The music man of Columbia Falls
His love for music hasn’t waned one bit. Every day, Don Lawrence sits down at his desk in the brightly lit east room of his home in Columbia Falls and writes arrangements.
Lawrence is the music man of Columbia Falls. He started playing the baritone horn at the age of eight. Everyone in his family played something. At the age of six, he moved from South Dakota to Kalispell. In high school, he played the sousaphone for the band.
“I weighed 104 pounds,” he recalled. “The horn weighed half as much as I did.”
But the young Lawrence loved jazz and big band music — musicians like Duke Ellington and Woody Herman. After high school, he started his own band, “The Eager Beavers,” while he worked a job at the county courthouse.
But the military called during the Korean War, and he enlisted in the Air Force in 1951. While he was stationed in Texas he really cut his musical teeth.
There was a lot of down time where he could experiment and learn from other musicians. He was playing slide trombone then and starting to write his own arrangements.
“I learned some real fundamental stuff,” he said.
At 25, he was discharged and attended the University of Montana, where he studied music. Once again, he formed his own jazz band, “The Blue Hawks.”
Jazz was a dirty word back then and the college, while it gave Lawrence and his band members school credit for the work they did, classified his band as a “mixed wind ensemble.” Still, Lawrence said, it was the first jazz band at UM to receive college credit.
He graduated in 1959 and got a job almost immediately in Columbia Falls, teaching music in the junior and senior high schools.

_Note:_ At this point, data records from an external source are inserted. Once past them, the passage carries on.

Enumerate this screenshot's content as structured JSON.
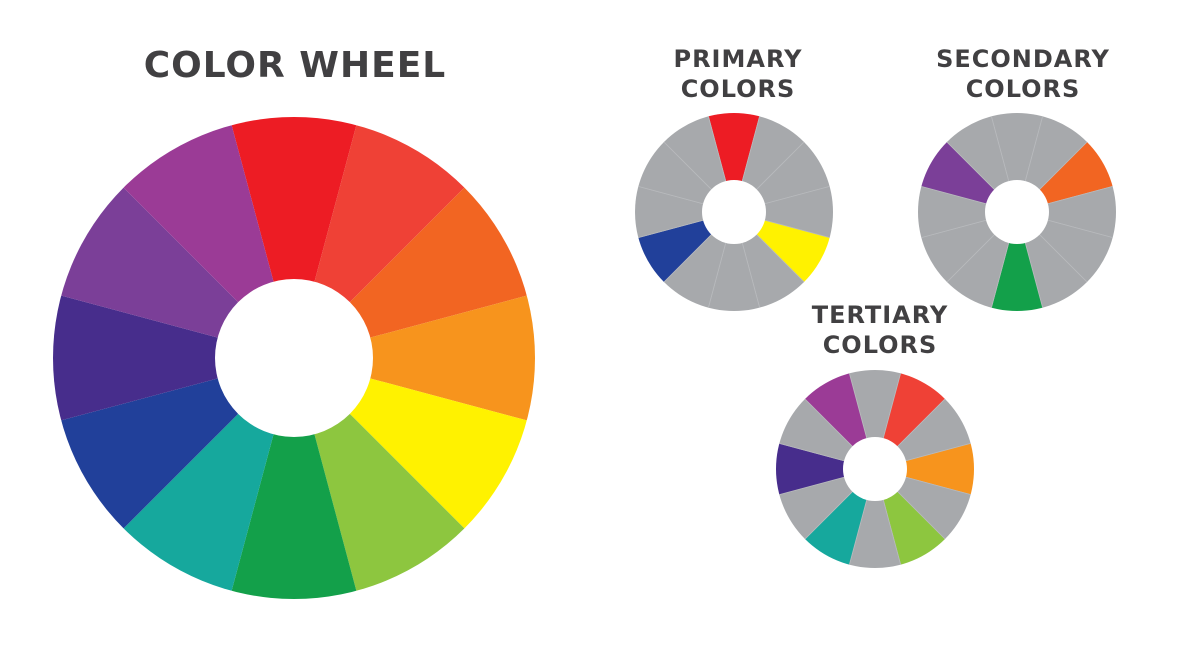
{
  "titles": {
    "main": "COLOR WHEEL",
    "primary": [
      "PRIMARY",
      "COLORS"
    ],
    "secondary": [
      "SECONDARY",
      "COLORS"
    ],
    "tertiary": [
      "TERTIARY",
      "COLORS"
    ]
  },
  "neutral_color": "#a7a9ac",
  "segments": [
    {
      "name": "red",
      "color": "#ed1c24",
      "group": "primary"
    },
    {
      "name": "red-orange",
      "color": "#ef4136",
      "group": "tertiary"
    },
    {
      "name": "orange",
      "color": "#f26522",
      "group": "secondary"
    },
    {
      "name": "yellow-orange",
      "color": "#f7941d",
      "group": "tertiary"
    },
    {
      "name": "yellow",
      "color": "#fff200",
      "group": "primary"
    },
    {
      "name": "yellow-green",
      "color": "#8dc63f",
      "group": "tertiary"
    },
    {
      "name": "green",
      "color": "#13a04a",
      "group": "secondary"
    },
    {
      "name": "blue-green",
      "color": "#16a89d",
      "group": "tertiary"
    },
    {
      "name": "blue",
      "color": "#21409a",
      "group": "primary"
    },
    {
      "name": "blue-violet",
      "color": "#472d8c",
      "group": "tertiary"
    },
    {
      "name": "violet",
      "color": "#7b3f98",
      "group": "secondary"
    },
    {
      "name": "red-violet",
      "color": "#9b3b96",
      "group": "tertiary"
    }
  ]
}
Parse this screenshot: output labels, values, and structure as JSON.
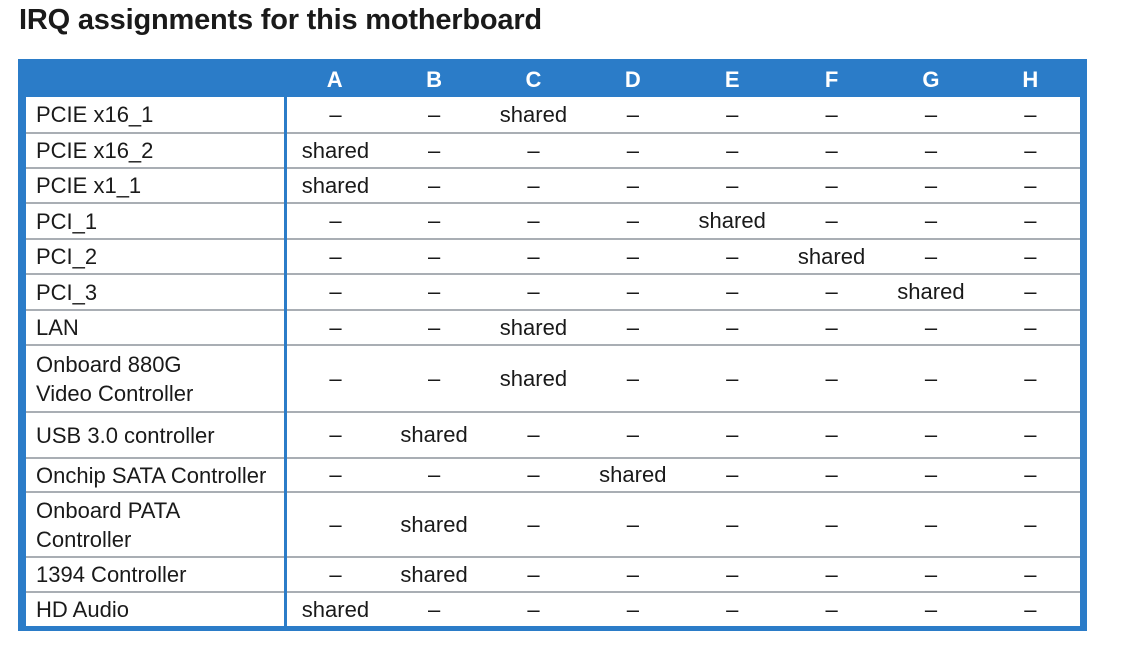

His love for jazz didn’t wane, however. Lawrence started the Columbians, the high school jazz band, his first day on the job. In 1970, the concert band and the Columbians performed in Germany. Students looked forward to playing in the Columbians.
“I never had an unexcused absence,” he recalled.
The band members practiced Monday evenings at 7 p.m. The school cleared the calendar so athletes could play.
“Monday night was sacred,” he said.
The Columbians are still going strong today, one of the top high school jazz bands in the state.
When he retired from teaching in 1984, Lawrence started the Don Lawrence Orchestra. They embraced the big band jazz sound, playing arrangements crafted by Lawrence. Lawrence’s crowning achievement came about five years ago when the DLO put out a CD called “Heavenly Jazz.”
“I was raised in a fundamental church where jazz was a dirty word,” he said, but he knew that some of the old hymns could be arranged into jazz tunes.
In three studio sessions, DLO members recorded Lawrence’s hymn arrangements at the Pope John Paul II Catholic Church in Bigfork because it had great acoustics. The CD was well received, and DLO performed at the Church of the Nazarene, in Kalispell, the same denomination Lawrence grew up with. The pastor and the congregation loved it.
A couple of years ago, Lawrence handed over leadership of the band to his son, Dave. Lawrence still plays trombone occasionally for the orchestra. Today, he leads a small band called the “Bavarian Echoes.” He also books talent for the Columbia Falls Lions Club’s summer concert series.
And he writes arrangements. He’s working on some new ones he hopes to have done by this summer.
It’s been a great journey.
“I’ve had so many wonderful things happen to me because of music,” Lawrence said.